The associative array tab (for "table") contains all the table-related
tags that should be on their own lines. The <colspec> tag
contains parameters, thus it does not have the closing > character
in it:
#! /bin/gawk -f
BEGIN {
RS = "<[^>]+> *"
tab["<table>"] = 1
tab["<colspec"] = 1
tab["<tbody>"] = 1
tab["<tgroup"] = 1
tab["</tgroup>"] = 1
tab["</tbody>"] = 1
tab["<row>"] = 1
tab["</row>"] = 1
}
gawk sets the variable RT (record terminator) to
the actual text that matched the RS regular expression. Any trailing
white space in RT is saved in the variable white,
and then removed from RT. This is necessary in case the tag in
RT isn't one for tables. Then the white space has to be put back
into the output to preserve the original file's contents:
{
# remove trailing white
# gensub returns the original string if the re doesn't match
if (RT ~ / +$/)
white = gensub(/.*>( +$)/, "\\1", 1, RT)
else
white = ""
sub(/ +$/, "", RT)
This next part does the work.
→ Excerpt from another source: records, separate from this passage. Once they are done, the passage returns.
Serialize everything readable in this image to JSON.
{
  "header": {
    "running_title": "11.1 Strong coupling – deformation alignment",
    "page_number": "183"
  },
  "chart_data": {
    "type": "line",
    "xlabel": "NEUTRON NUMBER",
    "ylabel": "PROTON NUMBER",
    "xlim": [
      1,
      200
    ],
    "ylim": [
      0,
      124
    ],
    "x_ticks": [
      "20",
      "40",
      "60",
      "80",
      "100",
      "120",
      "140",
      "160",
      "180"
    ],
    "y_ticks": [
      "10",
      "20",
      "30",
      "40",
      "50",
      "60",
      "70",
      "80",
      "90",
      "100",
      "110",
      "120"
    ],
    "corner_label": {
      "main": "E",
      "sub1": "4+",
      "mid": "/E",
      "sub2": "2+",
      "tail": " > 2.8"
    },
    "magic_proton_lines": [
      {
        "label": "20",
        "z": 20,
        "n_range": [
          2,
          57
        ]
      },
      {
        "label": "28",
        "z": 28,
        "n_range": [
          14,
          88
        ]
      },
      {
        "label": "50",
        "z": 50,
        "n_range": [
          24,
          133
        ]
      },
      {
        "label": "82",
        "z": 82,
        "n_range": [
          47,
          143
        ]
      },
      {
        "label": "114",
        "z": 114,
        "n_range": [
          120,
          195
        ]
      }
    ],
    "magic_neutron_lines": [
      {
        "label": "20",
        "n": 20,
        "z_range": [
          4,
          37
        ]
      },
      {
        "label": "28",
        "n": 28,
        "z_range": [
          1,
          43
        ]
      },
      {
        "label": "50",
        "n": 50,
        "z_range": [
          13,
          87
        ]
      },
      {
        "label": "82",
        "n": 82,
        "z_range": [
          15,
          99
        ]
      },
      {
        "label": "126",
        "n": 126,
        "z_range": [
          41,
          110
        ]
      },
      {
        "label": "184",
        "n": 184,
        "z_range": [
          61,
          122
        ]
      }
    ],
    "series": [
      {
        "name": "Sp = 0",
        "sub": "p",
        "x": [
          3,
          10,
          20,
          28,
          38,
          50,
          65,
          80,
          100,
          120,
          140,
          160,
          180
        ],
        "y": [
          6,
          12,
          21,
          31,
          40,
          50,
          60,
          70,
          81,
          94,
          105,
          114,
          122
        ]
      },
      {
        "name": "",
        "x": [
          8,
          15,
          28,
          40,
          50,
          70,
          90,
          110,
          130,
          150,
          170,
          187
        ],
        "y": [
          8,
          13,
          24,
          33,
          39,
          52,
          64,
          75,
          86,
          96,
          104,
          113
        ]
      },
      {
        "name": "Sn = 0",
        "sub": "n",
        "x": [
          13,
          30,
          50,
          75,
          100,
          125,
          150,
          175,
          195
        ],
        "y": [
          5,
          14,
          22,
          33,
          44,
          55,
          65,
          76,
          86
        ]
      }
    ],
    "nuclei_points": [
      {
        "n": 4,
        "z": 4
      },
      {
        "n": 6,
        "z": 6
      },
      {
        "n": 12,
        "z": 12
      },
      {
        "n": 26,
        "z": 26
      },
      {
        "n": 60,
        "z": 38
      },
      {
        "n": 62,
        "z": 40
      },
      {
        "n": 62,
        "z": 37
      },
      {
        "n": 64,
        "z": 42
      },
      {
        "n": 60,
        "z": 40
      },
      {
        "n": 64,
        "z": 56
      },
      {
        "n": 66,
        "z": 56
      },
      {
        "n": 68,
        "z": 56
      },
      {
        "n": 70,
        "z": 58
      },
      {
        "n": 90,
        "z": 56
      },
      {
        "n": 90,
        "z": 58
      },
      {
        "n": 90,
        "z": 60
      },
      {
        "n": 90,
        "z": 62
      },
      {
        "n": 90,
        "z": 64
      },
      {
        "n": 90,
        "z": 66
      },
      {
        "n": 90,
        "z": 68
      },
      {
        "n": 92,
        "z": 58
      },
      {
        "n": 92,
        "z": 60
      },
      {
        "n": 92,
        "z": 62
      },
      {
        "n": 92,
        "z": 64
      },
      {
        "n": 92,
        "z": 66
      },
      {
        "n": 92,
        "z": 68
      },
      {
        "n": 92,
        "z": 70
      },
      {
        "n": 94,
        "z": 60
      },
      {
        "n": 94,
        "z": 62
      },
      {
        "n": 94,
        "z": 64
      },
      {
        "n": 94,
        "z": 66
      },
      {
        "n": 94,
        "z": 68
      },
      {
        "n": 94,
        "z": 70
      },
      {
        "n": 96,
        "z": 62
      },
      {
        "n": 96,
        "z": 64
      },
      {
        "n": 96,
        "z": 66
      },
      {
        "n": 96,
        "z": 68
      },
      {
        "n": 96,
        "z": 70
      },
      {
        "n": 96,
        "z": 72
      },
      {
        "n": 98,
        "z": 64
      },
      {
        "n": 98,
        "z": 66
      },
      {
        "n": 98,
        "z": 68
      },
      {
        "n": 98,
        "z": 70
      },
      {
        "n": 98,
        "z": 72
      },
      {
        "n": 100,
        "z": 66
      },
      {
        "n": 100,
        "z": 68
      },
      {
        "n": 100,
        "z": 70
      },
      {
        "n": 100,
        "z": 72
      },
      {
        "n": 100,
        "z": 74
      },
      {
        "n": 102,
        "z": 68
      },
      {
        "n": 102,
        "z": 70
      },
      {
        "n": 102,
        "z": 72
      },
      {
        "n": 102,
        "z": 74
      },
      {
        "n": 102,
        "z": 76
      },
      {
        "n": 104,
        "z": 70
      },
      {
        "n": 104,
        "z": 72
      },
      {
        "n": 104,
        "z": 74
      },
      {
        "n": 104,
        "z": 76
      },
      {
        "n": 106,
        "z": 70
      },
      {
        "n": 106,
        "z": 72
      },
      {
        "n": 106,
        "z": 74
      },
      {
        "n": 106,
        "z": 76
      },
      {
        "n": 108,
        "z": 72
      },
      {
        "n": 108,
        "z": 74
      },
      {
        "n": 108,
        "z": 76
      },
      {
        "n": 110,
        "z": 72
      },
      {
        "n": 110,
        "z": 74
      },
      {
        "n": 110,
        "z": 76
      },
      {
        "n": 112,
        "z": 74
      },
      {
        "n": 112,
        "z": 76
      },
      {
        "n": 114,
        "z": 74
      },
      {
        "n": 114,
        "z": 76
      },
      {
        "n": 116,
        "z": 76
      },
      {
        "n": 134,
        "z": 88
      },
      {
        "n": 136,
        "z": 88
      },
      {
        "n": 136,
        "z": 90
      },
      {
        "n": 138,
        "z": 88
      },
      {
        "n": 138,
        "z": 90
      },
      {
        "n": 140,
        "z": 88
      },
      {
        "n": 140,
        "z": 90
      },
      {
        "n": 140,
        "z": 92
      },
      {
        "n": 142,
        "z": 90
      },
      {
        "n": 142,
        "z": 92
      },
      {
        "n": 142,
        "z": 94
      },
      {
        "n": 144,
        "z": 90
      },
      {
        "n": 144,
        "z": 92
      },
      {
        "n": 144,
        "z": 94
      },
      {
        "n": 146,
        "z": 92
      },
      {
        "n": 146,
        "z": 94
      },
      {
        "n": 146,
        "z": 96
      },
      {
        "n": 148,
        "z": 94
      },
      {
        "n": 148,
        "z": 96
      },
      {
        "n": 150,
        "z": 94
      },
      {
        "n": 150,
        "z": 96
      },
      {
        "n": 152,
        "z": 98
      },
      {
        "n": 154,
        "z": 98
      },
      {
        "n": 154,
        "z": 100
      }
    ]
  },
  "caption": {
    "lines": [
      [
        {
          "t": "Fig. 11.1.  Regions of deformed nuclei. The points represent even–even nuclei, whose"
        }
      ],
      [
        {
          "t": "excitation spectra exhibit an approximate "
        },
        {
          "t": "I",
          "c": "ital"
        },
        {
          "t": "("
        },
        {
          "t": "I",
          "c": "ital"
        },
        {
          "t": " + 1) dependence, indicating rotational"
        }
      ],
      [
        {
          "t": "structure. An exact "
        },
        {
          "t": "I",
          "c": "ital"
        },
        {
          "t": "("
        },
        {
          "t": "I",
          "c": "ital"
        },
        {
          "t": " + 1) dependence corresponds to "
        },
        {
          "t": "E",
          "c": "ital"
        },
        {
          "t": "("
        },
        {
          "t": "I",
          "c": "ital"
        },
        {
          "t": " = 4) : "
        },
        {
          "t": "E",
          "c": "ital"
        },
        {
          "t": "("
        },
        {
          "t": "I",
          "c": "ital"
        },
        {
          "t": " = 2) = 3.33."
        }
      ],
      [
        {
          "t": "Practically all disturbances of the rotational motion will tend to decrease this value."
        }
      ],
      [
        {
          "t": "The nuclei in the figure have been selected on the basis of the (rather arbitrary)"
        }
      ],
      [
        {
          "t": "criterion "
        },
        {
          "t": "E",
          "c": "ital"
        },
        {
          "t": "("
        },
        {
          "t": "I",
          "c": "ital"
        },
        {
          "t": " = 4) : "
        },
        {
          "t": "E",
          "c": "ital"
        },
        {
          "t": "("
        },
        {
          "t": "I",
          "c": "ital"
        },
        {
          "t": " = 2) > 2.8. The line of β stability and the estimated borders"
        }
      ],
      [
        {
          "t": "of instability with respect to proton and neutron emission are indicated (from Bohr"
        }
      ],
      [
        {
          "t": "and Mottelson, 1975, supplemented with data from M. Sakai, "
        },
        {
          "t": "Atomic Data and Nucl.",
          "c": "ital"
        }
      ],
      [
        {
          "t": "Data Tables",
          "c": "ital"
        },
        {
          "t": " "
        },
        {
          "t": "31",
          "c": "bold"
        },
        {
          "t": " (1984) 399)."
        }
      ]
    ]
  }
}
It splits RT around white space.
(This is necessary for the <colspec> tag.) If the tag is
in the table, we print the preceding record, a newline, and then the whole tag
on its own line. <entry> tags are printed on their own lines.
Finally, any other tags are printed together with the preceding record, without
intervening newlines, and with the original trailing white space:
split(RT, a, " ")
if (a[1] in tab)
printf ("%s\n%s\n", $0, RT)
else if (a[1] == "<entry>")
printf ("%s\n%s", $0, RT)
else
printf ("%s%s", $0, RT white)
}
The result of running this script on the above input is:
<para>
<table>
<title></title>
<tgroup cols="2">
<colspec colwidth="31*">
<colspec colwidth="49*">
<tbody>
<row>
<entry><literal>[:alnum:]</literal> </entry>
<entry>Alphanumeric
characters. </entry>
</row>
<row>
<entry><literal>[:alpha:]</literal> </entry>
<entry>Alphabetic
characters. </entry>
</row>
<row>
<entry><literal>[:blank:]</literal> </entry>
<entry>Space and
tab characters. </entry>
</row>
<row>
<entry><literal>[:cntrl:]</literal> </entry>
<entry>Control
characters. </entry>
</row>
</tbody>
</tgroup>
</table>
</para>
Although there are still extra newlines, at least now the table is readable, and further manual cleaning up isn't difficult.